The EPLF used to base its relationship with Ethiopian movements on the following principles recognition of the right to self determination of “Ethiopia” nationalities, recognition of the national and multi-national organization, formation of an anti-colonial and national democratic solidarity front, and all-sided cooperation.
On the part of Ethiopian organization the EPLF asked that they recognize the just and legitimate anti-colonial struggle of the Eritrean people and that they be willing to participate in the solidarity front.
At the beginning of the 1970’s the EPLF established relation with the Ethiopian People’s Revolutionary Party (EPRP). The EPLF did not establish the relationship for tactical reason or temporary gains but on the basis of the principles out lined above. When the EPRP accepted the principles, the two organizations began to cooperate and continued to do so for some years. However, a statement out in 1977 by the EPRP central committee plenum explained that the EPRP did not recognize the right of the Eritrean people to independence.
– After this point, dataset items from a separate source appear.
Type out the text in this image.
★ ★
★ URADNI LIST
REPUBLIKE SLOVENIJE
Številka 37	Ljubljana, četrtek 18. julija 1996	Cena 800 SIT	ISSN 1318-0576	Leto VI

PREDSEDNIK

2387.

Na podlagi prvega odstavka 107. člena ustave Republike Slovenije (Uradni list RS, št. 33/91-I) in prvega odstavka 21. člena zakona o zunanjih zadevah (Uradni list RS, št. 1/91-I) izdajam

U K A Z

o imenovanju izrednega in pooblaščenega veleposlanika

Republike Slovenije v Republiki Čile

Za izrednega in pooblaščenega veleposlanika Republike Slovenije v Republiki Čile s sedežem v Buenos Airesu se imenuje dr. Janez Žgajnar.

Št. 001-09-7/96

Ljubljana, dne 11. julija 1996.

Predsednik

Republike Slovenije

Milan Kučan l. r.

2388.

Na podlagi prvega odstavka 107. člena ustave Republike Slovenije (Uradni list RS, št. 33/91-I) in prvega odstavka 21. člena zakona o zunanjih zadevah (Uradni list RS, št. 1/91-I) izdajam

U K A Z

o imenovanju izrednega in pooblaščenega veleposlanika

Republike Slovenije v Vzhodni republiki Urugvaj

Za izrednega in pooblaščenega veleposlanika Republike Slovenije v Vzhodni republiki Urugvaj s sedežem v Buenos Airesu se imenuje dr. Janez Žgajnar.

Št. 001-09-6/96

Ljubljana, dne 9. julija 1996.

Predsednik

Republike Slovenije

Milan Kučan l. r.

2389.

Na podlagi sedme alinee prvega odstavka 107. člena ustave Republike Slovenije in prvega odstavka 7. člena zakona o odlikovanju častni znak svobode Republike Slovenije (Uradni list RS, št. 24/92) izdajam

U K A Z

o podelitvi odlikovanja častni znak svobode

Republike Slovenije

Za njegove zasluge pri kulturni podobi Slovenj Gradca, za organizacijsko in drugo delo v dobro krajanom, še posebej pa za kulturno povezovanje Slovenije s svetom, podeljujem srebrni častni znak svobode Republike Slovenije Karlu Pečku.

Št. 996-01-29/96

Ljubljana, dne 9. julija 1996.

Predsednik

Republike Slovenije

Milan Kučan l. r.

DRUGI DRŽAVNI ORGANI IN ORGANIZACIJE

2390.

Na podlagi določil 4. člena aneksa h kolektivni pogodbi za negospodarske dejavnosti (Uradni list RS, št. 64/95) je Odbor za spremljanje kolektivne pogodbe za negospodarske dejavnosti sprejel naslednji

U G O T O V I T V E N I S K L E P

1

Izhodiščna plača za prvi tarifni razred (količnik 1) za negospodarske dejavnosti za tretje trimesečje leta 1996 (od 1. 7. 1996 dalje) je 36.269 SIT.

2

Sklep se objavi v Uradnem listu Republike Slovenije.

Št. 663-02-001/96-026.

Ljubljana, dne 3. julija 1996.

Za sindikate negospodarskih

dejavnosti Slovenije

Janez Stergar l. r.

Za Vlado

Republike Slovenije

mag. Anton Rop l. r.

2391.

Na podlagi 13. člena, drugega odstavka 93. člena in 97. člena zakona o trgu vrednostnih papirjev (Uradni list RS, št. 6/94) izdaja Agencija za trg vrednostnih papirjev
It also stated that the EPRP considered both the EPLF and ELF undemocratic and its relationship with them “tactical”. Consequently, frictions developed and ties were broken.
EPLF’s relation with the Tigray People’s Liberation Front (TPLF) started in 1976. The relationship was based on EPLF’s recognition of the right of the oppressed nationalities of Ethiopia and on TPLF’s recognition of the just right of the Eritrean people for self determination. The cooperation continued to steadily grow. Nevertheless, documents put out by the TPLF stated that the TPLF had resolved that the EPLF was not a democratic organization and that its(TPLF’s) relationship with the EPLF was “tactical”. The EPLF had thought that its cooperation with the TPLF was genuine and not based on temporary tactical considerations. And so, when the TPLF’s secret stand became public the EPLF realized its “naivety” and although it did not regret its past action, decided to break its relationship with the TPLF and not enter into polemics with it.